From Correctness to Recoverability
Shifting problems from generation to validation.
LLMs are going to commoditize code production. And when it does, the problem shifts to how do you validate whether that code is useful.
How do we check more code?
We have the usual suspects (unit tests, integration tests) but they share a flaw: they require writing more code to validate the code (and if LLMs write the tests too, we’re back where we started). We could add linters and static analysis to raise the quality bar. We could use stronger type systems to guarantee the absence of certain behaviours.
But most of these approaches still assume humans can define and enforce the right checks at authoring time and that simply doesn’t scale with generated code volume
What about changing how we review code?
Tools like CodeRabbit offer summaries and visual diagrams. Qodo shifts review into the IDE. Perhaps we only review code with the highest probability of bugs?
Bugs can be anywhere, and while risk-based review helps, it doesn’t eliminate the volume problem - it just reallocates attention.
Have we been here before?
Spreadsheets democratized programming for finance, planning, and analysis. They also created an endemic error problem that we’ve never really solved. Studies consistently find error rates of 20-90% in corporate spreadsheets. The Reinhart-Rogoff austerity paper had a spreadsheet error that influenced economic policy. Excel’s auto-formatting has corrupted decades of genomics research.

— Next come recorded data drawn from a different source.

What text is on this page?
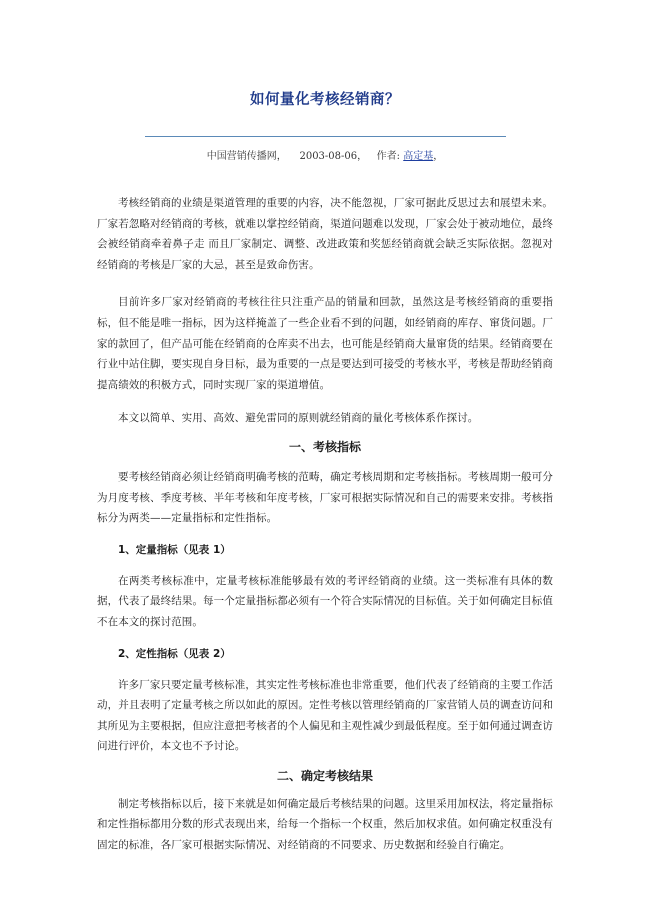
如何量化考核经销商？
中国营销传播网， 2003-08-06， 作者: 高定基，

考核经销商的业绩是渠道管理的重要的内容，决不能忽视，厂家可据此反思过去和展望未来。厂家若忽略对经销商的考核，就难以掌控经销商，渠道问题难以发现，厂家会处于被动地位，最终会被经销商牵着鼻子走 而且厂家制定、调整、改进政策和奖惩经销商就会缺乏实际依据。忽视对经销商的考核是厂家的大忌，甚至是致命伤害。

目前许多厂家对经销商的考核往往只注重产品的销量和回款，虽然这是考核经销商的重要指标，但不能是唯一指标，因为这样掩盖了一些企业看不到的问题，如经销商的库存、窜货问题。厂家的款回了，但产品可能在经销商的仓库卖不出去，也可能是经销商大量窜货的结果。经销商要在行业中站住脚，要实现自身目标，最为重要的一点是要达到可接受的考核水平，考核是帮助经销商提高绩效的积极方式，同时实现厂家的渠道增值。

本文以简单、实用、高效、避免雷同的原则就经销商的量化考核体系作探讨。

一、考核指标

要考核经销商必须让经销商明确考核的范畴，确定考核周期和定考核指标。考核周期一般可分为月度考核、季度考核、半年考核和年度考核，厂家可根据实际情况和自己的需要来安排。考核指标分为两类——定量指标和定性指标。

1、定量指标（见表 1）

在两类考核标准中，定量考核标准能够最有效的考评经销商的业绩。这一类标准有具体的数据，代表了最终结果。每一个定量指标都必须有一个符合实际情况的目标值。关于如何确定目标值不在本文的探讨范围。

2、定性指标（见表 2）

许多厂家只要定量考核标准，其实定性考核标准也非常重要，他们代表了经销商的主要工作活动，并且表明了定量考核之所以如此的原因。定性考核以管理经销商的厂家营销人员的调查访问和其所见为主要根据，但应注意把考核者的个人偏见和主观性减少到最低程度。至于如何通过调查访问进行评价，本文也不予讨论。

二、确定考核结果

制定考核指标以后，接下来就是如何确定最后考核结果的问题。这里采用加权法，将定量指标和定性指标都用分数的形式表现出来，给每一个指标一个权重，然后加权求值。如何确定权重没有固定的标准，各厂家可根据实际情况、对经销商的不同要求、历史数据和经验自行确定。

The spreadsheet suggests society can absorb a lot of silent failure if the (perceived?) productivity gains are large enough.

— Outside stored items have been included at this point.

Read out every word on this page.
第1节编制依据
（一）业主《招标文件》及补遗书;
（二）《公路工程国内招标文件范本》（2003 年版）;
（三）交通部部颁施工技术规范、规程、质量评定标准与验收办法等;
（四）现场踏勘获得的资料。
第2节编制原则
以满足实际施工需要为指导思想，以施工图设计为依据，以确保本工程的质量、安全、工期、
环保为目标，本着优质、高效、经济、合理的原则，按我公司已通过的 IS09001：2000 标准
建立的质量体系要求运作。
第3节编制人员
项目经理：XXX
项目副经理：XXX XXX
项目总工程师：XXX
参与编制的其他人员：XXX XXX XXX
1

But the analogy isn’t quite right. Spreadsheet errors mostly hurt the organization that creates them. Software has broader and faster externalities in time, data and trust.
Then again, we’ve been absorbing software failure for decades. Anyone who’s lost work to a crash or watched a progress bar lie to them knows the baseline isn’t zero defects. The question is whether LLM-generated code changes the rate enough to cross some threshold; the difference between “software sometimes has bugs” and “most software is mostly wrong.”

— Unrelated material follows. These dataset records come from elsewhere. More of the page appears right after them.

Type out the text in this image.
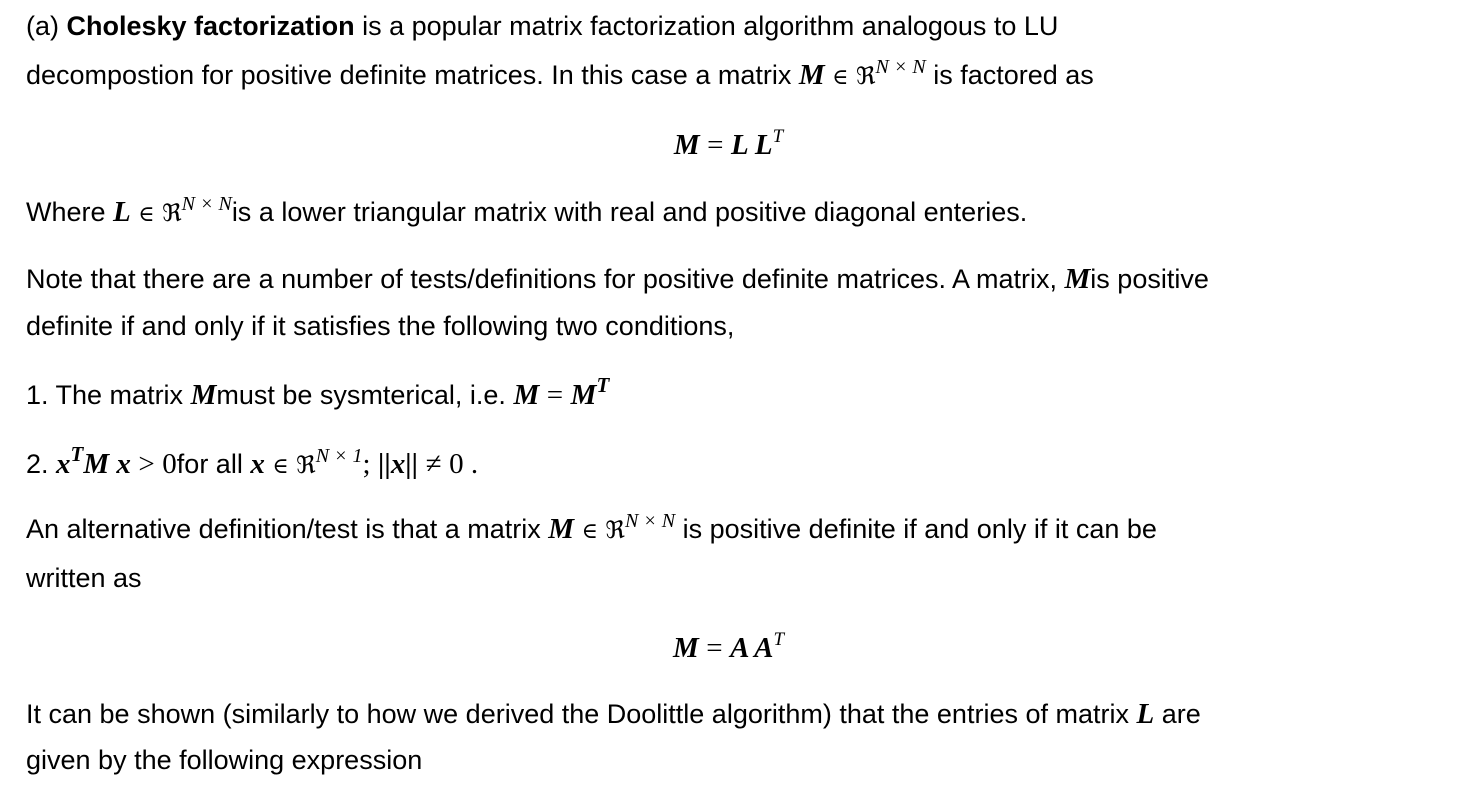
(a) Cholesky factorization is a popular matrix factorization algorithm analogous to LU
decompostion for positive definite matrices. In this case a matrix M ∈ ℜ$^{N \times N}$ is factored as
M = L $L^T$
Where L ∈ ℜ$^{N \times N}$is a lower triangular matrix with real and positive diagonal enteries.
Note that there are a number of tests/definitions for positive definite matrices. A matrix, Mis positive
definite if and only if it satisfies the following two conditions,
1. The matrix Mmust be sysmterical, i.e. $M = M^T$
2. $x^TM$ x > 0for all x ∈ ℜ$^{N \times 1}$; ||x|| ≠ 0 .
An alternative definition/test is that a matrix M ∈ ℜ$^{N \times N}$ is positive definite if and only if it can be
written as
M = A $A^T$
It can be shown (similarly to how we derived the Doolittle algorithm) that the entries of matrix L are
given by the following expression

And there’s a darker possibility: maybe we just won’t notice? The genomics errors persisted for years and the Reinhart-Rogoff example shaped policy before anyone checked. If LLM-generated bugs are subtle and distributed (a thousand small degradations rather than one spectacular crash) we might absorb them not because we decided to, but because we never saw them clearly enough to decide.
From correctness to recoverability?
Since the dawn of software, applications have shipped faster with lower standards. “Just update to the latest version” is already the mantra. AI-assisted development is just another accelerant.
Do bugs matter as much if they can be fixed ten times quicker? (assuming they aren’t show-stoppers!).
In this future, observability becomes a first-class citizen. You can instrument code without writing much code (e.g. metaprogramming for cross-cutting concerns or declarative instrumentation via metadata). OpenTelemetry gives you the analysis capability, and LLMs can generate fixes faster than humans.
At sufficient scale, even human-in-the-loop repair becomes the bottleneck, pushing systems toward automated remediation for anything below a certain impact threshold. The application becomes part of its own feedback loop, with an always-on agent fixing bugs as users find them..
Self-healing code reads a bit like sci-fi optimism. We’re still some time from it, and we’ll need to find the right constraints (limiting the scope of patches, sandboxes, robust CI/CD pipelines, automatic rollback) but it doesn’t seem so far fetched at the end of 2025 as it did even six months ago.
Open Questions I don’t have the answers to:
What about persistent state? Self-healing is easy for pure functions, much harder for schemas, data corruption and dealing with side effects
What does accountability look like when no human understands the code or the fixes? What about provenance, auditability and liability?
If humans can’t review code fast enough, can they specify what should be done fast enough to guide self-healing? Is “can’t review” the same as “can’t even state desired behaviour”?
The shift from correctness to recoverability feels a likely direction of travel (did your child get a blockbuster game for Christmas and then have to wait multiple hours to get the latest patch?). Whether it’s desirable is a different question entirely.